Given the availability of unlimited funds until a guilty verdict, his attorneys have “hewed to a strategy of delaying his trial as long as possible — what analysts have called the ‘Stalingrad strategy’.”  Accordingly, while Zuma is now scheduled to return to court on October 15 to face the charges against him, he can appeal this latest decision by the High Court within the next 15 days, and ultimately take his challenge to the South African Constitutional Court.  In addition, Zuma’s continuing popularity with many ANC supporters is likely to buoy his confidence for some time to come.  For Zuma, justice delayed is not justice denied, but a strategic objective in his war of attrition against the case and the prosecutors.

FBI Issues New Guidance to Victims of Ransomware Attacks

On October 2, the Federal Bureau of Investigation (FBI) issued a Public Service Announcement (PSA) on ransomware attacks that expands on, and in important respects diverges from, its longstanding guidance to victims of ransomware attacks.  Since 2016, the FBI’s public guidance on ransomware attacks has been that it

does not support paying a ransom to the adversary. Paying a ransom does not guarantee the victim will regain access to their data; in fact, some individuals or organizations are never provided with decryption keys after paying a ransom. Paying a ransom emboldens the adversary to target other victims for profit, and could provide incentive for other criminals to engage in similar illicit activities for financial gain. While the FBI does not support paying a ransom, it recognizes executives, when faced with inoperability issues, will evaluate all options to protect their shareholders, employees, and customers.

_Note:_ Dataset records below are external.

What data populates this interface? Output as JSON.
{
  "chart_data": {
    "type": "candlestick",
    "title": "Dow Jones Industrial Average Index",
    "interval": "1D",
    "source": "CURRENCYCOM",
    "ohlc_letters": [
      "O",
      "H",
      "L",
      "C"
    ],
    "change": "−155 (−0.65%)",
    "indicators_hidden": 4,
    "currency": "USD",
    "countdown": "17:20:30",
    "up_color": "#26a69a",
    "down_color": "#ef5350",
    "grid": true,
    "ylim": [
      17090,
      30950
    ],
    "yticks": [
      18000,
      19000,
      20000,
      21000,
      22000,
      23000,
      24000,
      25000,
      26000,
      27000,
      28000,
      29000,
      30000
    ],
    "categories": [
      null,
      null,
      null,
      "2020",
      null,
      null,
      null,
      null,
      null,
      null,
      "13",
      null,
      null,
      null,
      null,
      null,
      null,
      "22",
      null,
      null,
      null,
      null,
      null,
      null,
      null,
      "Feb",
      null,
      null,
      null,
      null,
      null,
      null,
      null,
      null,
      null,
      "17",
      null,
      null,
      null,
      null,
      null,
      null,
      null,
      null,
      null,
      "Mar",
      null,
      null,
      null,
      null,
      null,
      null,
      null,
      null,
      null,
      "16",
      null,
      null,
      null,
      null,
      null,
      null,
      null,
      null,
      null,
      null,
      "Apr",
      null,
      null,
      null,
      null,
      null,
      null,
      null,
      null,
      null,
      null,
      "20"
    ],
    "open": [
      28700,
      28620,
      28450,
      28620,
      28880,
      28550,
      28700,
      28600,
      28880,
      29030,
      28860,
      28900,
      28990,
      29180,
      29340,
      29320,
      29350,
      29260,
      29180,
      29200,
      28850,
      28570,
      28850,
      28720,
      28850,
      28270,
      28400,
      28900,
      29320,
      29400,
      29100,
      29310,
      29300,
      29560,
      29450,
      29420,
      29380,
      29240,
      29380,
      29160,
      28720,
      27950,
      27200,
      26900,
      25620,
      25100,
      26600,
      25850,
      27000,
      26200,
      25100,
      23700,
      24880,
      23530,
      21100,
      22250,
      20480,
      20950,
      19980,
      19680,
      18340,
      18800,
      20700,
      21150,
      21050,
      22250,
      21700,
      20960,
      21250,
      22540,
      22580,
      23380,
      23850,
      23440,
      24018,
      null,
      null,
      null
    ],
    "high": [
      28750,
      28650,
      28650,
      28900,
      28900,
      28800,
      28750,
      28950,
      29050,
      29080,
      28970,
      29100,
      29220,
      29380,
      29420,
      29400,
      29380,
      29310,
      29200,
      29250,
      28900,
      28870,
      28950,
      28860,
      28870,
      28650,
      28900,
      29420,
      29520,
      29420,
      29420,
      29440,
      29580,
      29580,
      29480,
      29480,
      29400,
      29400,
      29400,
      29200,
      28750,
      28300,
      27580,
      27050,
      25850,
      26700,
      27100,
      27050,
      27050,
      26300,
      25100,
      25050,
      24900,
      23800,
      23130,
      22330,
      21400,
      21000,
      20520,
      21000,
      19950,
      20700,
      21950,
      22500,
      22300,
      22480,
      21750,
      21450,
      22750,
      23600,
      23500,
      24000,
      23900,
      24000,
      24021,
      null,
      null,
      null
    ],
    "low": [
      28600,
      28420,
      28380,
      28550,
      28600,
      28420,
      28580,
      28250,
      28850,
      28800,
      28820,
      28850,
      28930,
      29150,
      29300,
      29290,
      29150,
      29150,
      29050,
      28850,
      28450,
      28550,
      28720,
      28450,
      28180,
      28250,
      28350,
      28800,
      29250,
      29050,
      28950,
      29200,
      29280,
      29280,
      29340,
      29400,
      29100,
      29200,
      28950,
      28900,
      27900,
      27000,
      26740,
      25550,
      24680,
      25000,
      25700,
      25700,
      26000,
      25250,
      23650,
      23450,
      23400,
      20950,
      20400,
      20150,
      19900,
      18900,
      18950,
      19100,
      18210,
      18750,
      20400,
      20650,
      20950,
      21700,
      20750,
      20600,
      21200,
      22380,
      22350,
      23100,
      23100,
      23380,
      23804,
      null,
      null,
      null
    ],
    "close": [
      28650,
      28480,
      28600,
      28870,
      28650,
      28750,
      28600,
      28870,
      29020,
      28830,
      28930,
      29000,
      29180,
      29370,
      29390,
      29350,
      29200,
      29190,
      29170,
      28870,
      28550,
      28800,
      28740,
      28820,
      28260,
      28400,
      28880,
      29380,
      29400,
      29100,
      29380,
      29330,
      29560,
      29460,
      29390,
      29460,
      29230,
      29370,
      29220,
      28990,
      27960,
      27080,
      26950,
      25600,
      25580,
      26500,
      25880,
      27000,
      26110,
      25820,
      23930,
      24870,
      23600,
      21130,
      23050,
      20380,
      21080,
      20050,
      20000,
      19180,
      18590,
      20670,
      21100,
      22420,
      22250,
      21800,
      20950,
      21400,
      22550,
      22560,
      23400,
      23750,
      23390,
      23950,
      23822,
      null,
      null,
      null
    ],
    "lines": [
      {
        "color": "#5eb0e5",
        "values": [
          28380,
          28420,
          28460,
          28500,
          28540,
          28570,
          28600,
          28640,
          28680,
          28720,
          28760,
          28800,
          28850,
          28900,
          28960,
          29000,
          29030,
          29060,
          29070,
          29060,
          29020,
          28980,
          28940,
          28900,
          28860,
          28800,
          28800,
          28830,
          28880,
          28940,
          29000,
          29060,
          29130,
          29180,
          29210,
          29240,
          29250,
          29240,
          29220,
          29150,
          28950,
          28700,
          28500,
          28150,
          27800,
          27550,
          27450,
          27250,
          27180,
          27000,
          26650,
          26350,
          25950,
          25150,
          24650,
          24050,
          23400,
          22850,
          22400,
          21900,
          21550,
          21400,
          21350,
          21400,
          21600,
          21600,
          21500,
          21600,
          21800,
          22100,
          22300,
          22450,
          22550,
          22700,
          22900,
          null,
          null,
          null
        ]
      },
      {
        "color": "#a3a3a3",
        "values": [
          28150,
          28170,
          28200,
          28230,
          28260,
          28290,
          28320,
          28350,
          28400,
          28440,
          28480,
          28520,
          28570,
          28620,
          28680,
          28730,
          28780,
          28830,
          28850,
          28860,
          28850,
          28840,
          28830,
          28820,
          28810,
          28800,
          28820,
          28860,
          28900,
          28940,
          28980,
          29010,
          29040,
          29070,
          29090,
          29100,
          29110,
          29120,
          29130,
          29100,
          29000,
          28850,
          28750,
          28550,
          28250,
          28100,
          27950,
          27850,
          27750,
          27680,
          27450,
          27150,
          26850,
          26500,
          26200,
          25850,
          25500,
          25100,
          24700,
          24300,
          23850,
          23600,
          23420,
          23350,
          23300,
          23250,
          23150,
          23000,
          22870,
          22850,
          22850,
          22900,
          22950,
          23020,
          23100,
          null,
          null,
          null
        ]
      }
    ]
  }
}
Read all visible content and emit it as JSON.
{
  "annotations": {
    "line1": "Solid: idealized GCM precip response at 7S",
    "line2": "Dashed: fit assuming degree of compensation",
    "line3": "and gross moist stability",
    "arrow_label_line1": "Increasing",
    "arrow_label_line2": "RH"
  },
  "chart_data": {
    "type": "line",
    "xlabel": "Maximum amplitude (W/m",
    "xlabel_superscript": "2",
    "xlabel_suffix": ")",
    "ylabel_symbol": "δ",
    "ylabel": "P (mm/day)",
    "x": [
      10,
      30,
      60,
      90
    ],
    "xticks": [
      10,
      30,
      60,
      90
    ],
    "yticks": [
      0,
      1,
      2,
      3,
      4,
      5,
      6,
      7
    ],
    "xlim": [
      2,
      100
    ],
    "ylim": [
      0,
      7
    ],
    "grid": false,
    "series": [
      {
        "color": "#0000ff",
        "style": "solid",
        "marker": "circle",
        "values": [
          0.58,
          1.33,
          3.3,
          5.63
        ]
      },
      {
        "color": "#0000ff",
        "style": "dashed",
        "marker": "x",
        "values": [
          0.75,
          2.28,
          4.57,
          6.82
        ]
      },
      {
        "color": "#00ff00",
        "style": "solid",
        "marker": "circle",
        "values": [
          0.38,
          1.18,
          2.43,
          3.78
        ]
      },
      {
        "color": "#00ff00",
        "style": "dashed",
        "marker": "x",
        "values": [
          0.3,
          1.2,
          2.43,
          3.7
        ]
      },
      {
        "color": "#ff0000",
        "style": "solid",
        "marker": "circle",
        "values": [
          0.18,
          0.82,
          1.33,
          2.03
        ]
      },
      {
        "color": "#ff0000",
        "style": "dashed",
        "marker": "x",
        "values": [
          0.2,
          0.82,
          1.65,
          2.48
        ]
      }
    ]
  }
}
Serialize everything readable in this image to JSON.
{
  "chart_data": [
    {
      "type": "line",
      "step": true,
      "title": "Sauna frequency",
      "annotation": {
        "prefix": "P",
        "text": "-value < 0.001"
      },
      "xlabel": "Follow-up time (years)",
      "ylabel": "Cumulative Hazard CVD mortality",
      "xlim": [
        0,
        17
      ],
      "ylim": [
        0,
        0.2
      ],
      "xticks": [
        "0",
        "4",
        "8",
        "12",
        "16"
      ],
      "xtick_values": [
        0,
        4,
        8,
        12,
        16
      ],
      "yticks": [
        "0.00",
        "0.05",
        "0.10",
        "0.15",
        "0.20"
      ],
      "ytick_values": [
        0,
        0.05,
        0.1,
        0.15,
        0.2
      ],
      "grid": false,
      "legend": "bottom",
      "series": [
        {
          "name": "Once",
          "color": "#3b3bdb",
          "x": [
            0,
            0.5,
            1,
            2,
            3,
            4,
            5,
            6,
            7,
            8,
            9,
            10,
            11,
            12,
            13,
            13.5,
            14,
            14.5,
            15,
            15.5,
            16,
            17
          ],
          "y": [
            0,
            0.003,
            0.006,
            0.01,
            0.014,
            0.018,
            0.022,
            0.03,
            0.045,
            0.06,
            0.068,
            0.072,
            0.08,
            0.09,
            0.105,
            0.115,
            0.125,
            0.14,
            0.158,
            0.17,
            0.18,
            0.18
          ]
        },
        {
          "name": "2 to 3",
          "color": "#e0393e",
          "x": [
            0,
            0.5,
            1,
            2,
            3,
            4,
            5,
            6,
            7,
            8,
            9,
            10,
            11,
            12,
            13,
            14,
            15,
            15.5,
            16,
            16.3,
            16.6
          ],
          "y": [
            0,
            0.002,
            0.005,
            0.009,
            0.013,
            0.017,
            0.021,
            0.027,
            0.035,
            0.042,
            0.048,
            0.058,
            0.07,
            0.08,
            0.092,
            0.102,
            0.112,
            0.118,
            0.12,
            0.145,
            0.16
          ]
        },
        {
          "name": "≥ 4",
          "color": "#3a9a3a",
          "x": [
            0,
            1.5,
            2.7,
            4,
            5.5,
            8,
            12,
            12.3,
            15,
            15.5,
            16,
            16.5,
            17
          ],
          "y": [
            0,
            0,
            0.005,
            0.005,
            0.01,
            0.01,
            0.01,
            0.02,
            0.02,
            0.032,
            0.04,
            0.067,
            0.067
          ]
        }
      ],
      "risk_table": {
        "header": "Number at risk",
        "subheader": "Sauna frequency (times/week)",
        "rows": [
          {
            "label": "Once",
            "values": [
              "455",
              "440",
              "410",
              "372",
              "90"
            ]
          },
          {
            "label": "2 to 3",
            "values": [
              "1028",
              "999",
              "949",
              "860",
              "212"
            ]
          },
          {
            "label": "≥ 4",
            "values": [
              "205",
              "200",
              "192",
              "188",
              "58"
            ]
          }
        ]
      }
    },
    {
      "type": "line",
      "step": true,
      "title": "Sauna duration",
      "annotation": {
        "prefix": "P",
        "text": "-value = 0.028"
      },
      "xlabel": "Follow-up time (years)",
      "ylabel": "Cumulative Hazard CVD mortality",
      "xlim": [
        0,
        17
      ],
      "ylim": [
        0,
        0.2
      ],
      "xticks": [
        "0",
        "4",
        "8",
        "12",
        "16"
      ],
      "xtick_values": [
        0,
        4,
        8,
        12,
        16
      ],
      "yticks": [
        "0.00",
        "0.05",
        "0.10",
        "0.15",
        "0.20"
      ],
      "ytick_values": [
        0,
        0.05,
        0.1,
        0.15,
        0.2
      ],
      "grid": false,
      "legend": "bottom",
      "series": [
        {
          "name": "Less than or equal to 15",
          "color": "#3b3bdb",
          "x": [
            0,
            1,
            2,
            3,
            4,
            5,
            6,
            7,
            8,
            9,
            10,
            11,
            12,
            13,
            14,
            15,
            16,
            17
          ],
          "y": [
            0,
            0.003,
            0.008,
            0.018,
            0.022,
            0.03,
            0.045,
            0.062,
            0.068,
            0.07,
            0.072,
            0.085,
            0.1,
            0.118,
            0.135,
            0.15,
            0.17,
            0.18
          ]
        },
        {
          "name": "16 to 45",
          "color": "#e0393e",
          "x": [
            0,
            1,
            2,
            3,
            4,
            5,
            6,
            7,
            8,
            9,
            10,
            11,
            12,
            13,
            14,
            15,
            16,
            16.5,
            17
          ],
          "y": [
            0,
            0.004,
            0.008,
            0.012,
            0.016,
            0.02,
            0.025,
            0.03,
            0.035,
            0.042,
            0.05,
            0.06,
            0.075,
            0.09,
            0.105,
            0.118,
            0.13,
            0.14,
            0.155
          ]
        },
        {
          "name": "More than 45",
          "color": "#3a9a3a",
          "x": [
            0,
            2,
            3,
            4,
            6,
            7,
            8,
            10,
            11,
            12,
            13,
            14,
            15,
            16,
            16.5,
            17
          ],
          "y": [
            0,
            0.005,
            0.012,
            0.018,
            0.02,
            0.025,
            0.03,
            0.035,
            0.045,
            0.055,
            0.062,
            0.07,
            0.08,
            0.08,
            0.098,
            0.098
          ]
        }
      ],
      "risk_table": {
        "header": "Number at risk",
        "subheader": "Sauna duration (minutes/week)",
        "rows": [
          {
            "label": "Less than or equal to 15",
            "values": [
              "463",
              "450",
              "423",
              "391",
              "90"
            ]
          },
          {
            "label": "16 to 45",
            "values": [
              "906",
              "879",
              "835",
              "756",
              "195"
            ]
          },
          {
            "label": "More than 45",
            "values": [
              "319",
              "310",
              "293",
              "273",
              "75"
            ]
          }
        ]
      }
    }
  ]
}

The 2016 guidance also stated that it requested victims to contact their local FBI office and/or file a complaint with the Internet Crime Complaint Center, at, with certain ransomware infection details, and that it urged victims “to report ransomware incidents regardless of the outcome.”

The new PSA now states that the FBI “does not advocate paying a ransom” (rather than “does not support”), for the reasons stated above, and that “[r]egardless of whether you or your organization have decided to pay the ransom, the FBI urges you to report ransomware incidents to law enforcement.”  (Emphasis supplied)  The  new language, without disavowing or replacing the 2016 guidance, subtly signals to ransomware victims that the FBI will not treat ransomware victims’ complaints less seriously if they choose to pay and then report to the FBI.

The new guidance is less clear on when the FBI would like victims to report (e.g., before or after they pay a ransom).  Because it mentions in passing that reporting to law enforcement “provides investigators with the critical information they need to track ransomware attackers” (emphasis supplied), it should be construed to mean that the FBI would prefer victims to report before any payment.  So long as the FBI can encourage more victims to do so, it improves the chances of its successfully investigating and apprehending the cyberextortionists responsible.